"Hope is a bad strategy." SRE intensive in Moscow, February 3-5
We are announcing the first practical course on SRE in Russia: Slurm SRE.
At the intensive, we will build, break, repair and improve the site-aggregator for selling movie tickets for three days.
We chose a ticket aggregator because it has many failure scenarios: an influx of visitors and DDoS attacks, a failure of one of the many critical microservices (authorization, reservation, payment processing), unavailability of one of the many cinemas (exchange of information about free seats and reservations), and further down the list.

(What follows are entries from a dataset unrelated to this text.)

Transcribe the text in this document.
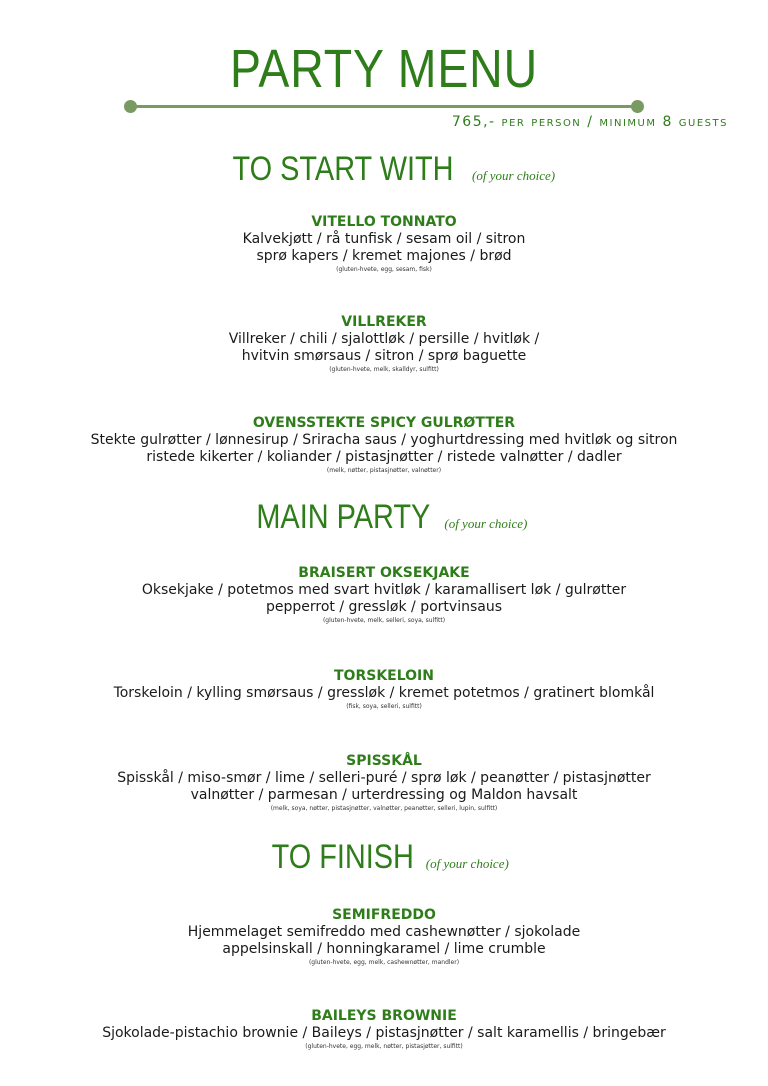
PARTY MENU
765,- per person / minimum 8 guests
TO START WITH (of your choice)
VITELLO TONNATO
Kalvekjøtt / rå tunfisk / sesam oil / sitron
sprø kapers / kremet majones / brød
(gluten-hvete, egg, sesam, fisk)
VILLREKER
Villreker / chili / sjalottløk / persille / hvitløk /
hvitvin smørsaus / sitron / sprø baguette
(gluten-hvete, melk, skalldyr, sulfitt)
OVENSSTEKTE SPICY GULRØTTER
Stekte gulrøtter / lønnesirup / Sriracha saus / yoghurtdressing med hvitløk og sitron
ristede kikerter / koliander / pistasjnøtter / ristede valnøtter / dadler
(melk, nøtter, pistasjnøtter, valnøtter)
MAIN PARTY (of your choice)
BRAISERT OKSEKJAKE
Oksekjake / potetmos med svart hvitløk / karamallisert løk / gulrøtter
pepperrot / gressløk / portvinsaus
(gluten-hvete, melk, selleri, soya, sulfitt)
TORSKELOIN
Torskeloin / kylling smørsaus / gressløk / kremet potetmos / gratinert blomkål
(fisk, soya, selleri, sulfitt)
SPISSKÅL
Spisskål / miso-smør / lime / selleri-puré / sprø løk / peanøtter / pistasjnøtter
valnøtter / parmesan / urterdressing og Maldon havsalt
(melk, soya, nøtter, pistasjnøtter, valnøtter, peanøtter, selleri, lupin, sulfitt)
TO FINISH (of your choice)
SEMIFREDDO
Hjemmelaget semifreddo med cashewnøtter / sjokolade
appelsinskall / honningkaramel / lime crumble
(gluten-hvete, egg, melk, cashewnøtter, mandler)
BAILEYS BROWNIE
Sjokolade-pistachio brownie / Baileys / pistasjnøtter / salt karamellis / bringebær
(gluten-hvete, egg, melk, nøtter, pistasjøtter, sulfitt)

We will form the Reliability concept of our aggregator site, which we will be in the next Engineering, analyze the design from the point of view of SRE, select metrics, set up their monitoring, eliminate emerging incidents, conduct training for team work with incidents in conditions close to combat, organize debriefing .
The program is run by Booking.com and Google employees.

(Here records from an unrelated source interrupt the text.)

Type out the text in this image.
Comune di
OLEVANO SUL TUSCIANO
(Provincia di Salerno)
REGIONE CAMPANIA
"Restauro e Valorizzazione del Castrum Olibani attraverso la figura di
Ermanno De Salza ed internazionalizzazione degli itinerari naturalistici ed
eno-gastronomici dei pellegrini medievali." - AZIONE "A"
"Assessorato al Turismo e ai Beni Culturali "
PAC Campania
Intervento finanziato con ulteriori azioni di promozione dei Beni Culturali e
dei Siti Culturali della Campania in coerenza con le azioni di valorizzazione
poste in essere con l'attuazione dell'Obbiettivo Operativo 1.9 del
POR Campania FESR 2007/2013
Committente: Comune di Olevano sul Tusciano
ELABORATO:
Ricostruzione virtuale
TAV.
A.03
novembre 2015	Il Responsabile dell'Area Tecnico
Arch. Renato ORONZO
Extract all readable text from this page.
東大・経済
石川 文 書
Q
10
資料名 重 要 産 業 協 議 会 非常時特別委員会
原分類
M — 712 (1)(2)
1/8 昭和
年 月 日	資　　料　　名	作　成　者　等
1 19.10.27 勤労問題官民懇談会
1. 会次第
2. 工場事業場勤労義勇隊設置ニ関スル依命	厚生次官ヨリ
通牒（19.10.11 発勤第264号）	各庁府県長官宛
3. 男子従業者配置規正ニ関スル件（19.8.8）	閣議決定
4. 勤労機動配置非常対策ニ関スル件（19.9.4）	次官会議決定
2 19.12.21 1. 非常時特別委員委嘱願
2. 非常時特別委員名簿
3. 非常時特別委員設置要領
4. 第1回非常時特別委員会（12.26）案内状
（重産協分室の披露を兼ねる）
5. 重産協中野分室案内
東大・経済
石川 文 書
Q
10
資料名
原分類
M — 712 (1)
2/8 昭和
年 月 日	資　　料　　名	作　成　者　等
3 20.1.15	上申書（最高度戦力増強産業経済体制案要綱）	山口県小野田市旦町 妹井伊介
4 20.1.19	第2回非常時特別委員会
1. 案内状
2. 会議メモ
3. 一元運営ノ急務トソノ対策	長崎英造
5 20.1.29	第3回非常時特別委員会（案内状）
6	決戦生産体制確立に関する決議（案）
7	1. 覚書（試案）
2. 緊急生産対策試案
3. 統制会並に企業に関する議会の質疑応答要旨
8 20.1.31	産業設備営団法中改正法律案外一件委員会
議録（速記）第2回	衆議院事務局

This time there will be no remote participation: the course is built on personal interaction and teamwork.
Details under the cut
Sessions
Ivan Kruglov
Principal Developer at Booking.com (Netherlands)
Since joining Booking.com in 2013, he has worked on infrastructure projects such as distributed message delivery and processing, BigData and web-stack, and search.
Now he is working on building an internal cloud and Service Mesh.
Ben Tyler
Principal Developer at Booking.com (USA)
Engaged in internal development of the Booking.com platform.
Specializes in service mesh / service discovery, batch job scheduling, incident response and postmortem process.
Speaks and teaches in Russian.
Eugene Barabbas
General Developer at Google (San Francisco).
Experience from high-load web projects to research in computer vision and robotics.
Since 2011, he has been creating and operating distributed systems at Google, participating in the full life cycle of a project: conceptualization, design and architecture, launch, folding, and all intermediate stages.
Eduard Medvedev
CTO at Tungsten Labs (Germany)
He worked as an engineer at StackStorm, responsible for the ChatOps functionality of the platform. Developed and implemented ChatOps for data center automation. Speaker at Russian and international conferences.
Program
The program is being actively developed. Now it looks like this, by February it can improve and expand.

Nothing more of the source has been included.